Category Descriptive Accounts

Type Archaeology Notes

Permalink http://canmore.org.uk/event/681656

HY30NE 27 36878 07097

(Location cited as HY 368 072). Kirbister Mill, 18th century. A large 3-storey and attic flagstone rubble range on a T plan, with a lean-to wheelhouse, now gutted and used as a store.

J R Hume 1977.

This is a random rubble (flag) built mill complex incorporating two, three-storey kilns and grain mill and a two-storey threshing mill and byre with hay loft. The byre with hay loft range has a flag stone roof, the rest of the mill being roofed in slate. The enclosed waterwheel operating the now gone (probable) three millstones was on the W side of the building. It was an overshot type with a maximum diameter of 4.6m and a maximum width of 1.25m. The now filled-in pit of a second enclosed wheel is situated between the grain milling area on the W and the threshing mill area on the E of the complex. This waterwheel, of the undershot type, probably drove the threshing machinery and measured 3.6m in diameter and 1.4m in width.

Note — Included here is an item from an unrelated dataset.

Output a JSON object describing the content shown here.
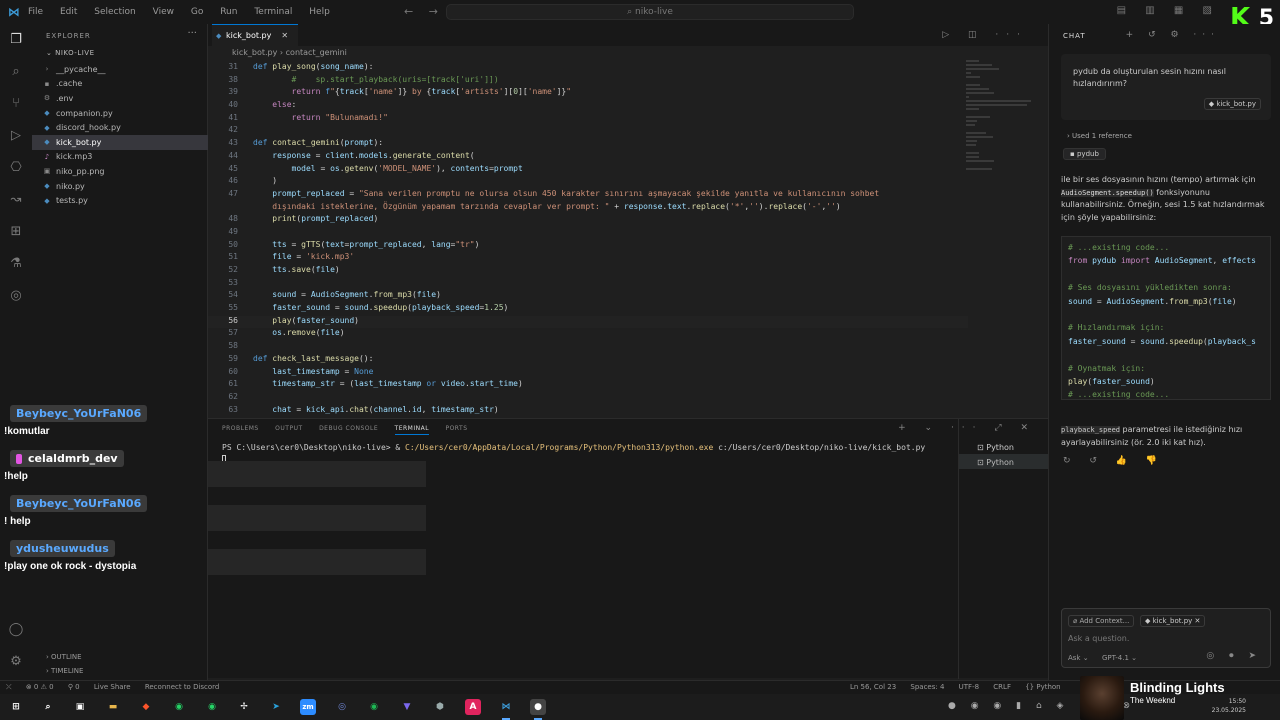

The kilns were housed in the S range, the southernmost being an addition (indicated by differences in the masonry).The framework for the (now gone) kiln plates is still in place indicating that they were 0.3m square. There is a date stone in the floor of the grain milling area (first floor) bearing initials and the date '1889'.

The lade is constructed from stone and measures 1.06m in width and 0.33m in depth. The sides of the trough are 5cm in width and 1 cm in thickness and are bolted to the base of the trough. There are the remains of a hinge where the two arms of the lade bifurcate, allowing the flow of water to be directed to either of the two waterwheels. A sluice was noted some 20m N of the hinge.

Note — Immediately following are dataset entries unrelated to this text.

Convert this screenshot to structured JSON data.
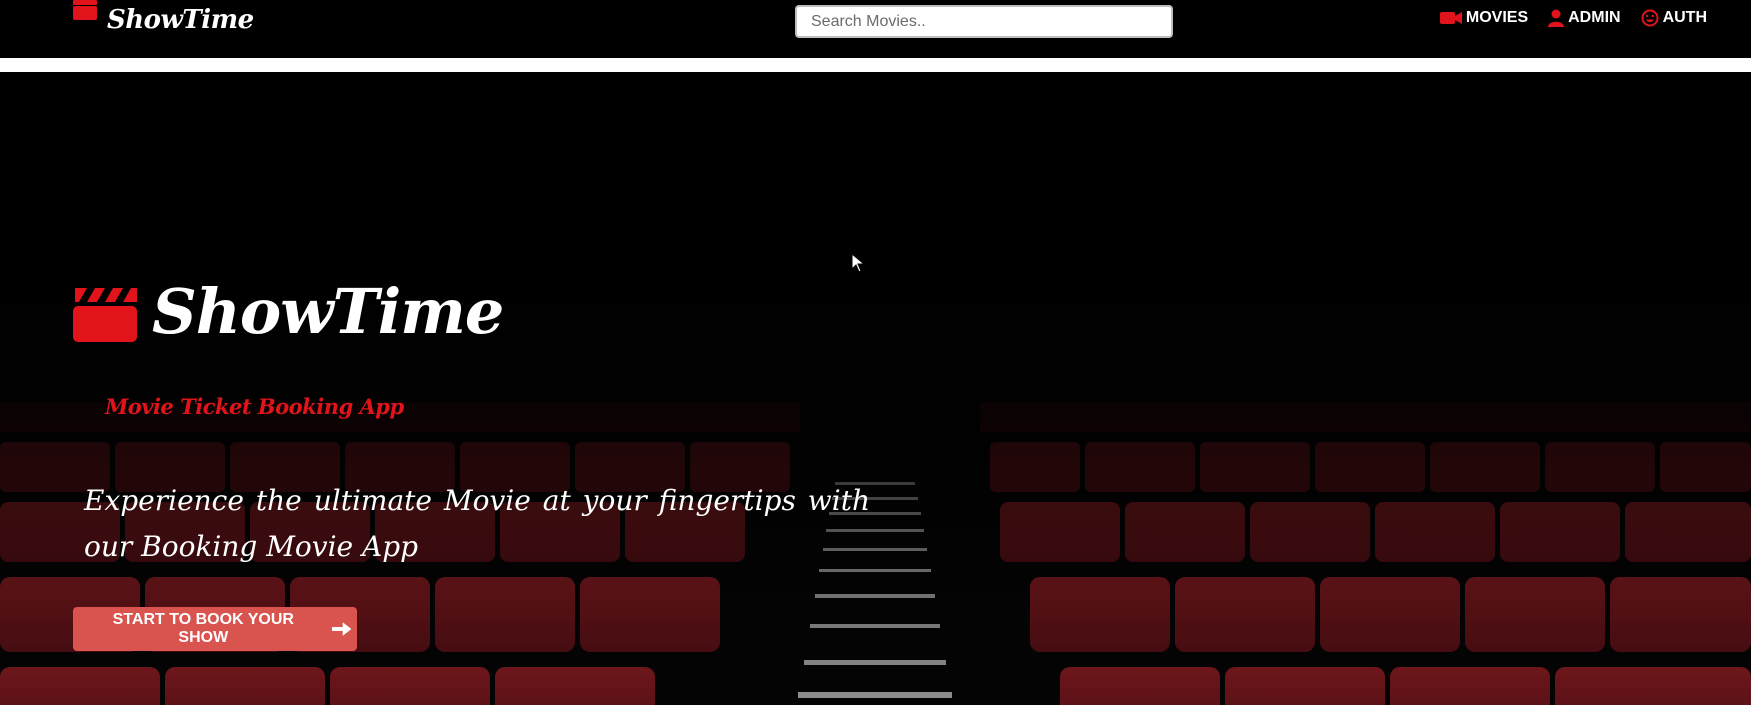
{
  "navbar": {
    "brand": "ShowTime",
    "search_placeholder": "Search Movies..",
    "links": [
      {
        "label": "MOVIES",
        "icon": "video-camera-icon"
      },
      {
        "label": "ADMIN",
        "icon": "user-icon"
      },
      {
        "label": "AUTH",
        "icon": "smiley-icon"
      }
    ]
  },
  "hero": {
    "title": "ShowTime",
    "subtitle": "Movie Ticket Booking App",
    "tagline": "Experience the ultimate Movie at your fingertips with our Booking Movie App",
    "cta_label": "START TO BOOK YOUR SHOW",
    "cta_icon": "arrow-right-icon"
  },
  "colors": {
    "accent_red": "#e0141a",
    "button_red": "#d9534f",
    "seat_red": "#7a1a1f",
    "background": "#000000"
  }
}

The present day layout of the complex is depicted on the 1st edition of the OS 25-inch map (Orkney, 1880, sheet CVII.12) with the exception of the non-enclosure of the waterwheel that probably drove the threshing mill. By 1902, this waterwheel had been enclosed (OS 25-inch map, Orkney, 1902, sheet CVII.12).

Visited by the Scottish Industrial Archaeology Survey (GJD), 24 October 1981.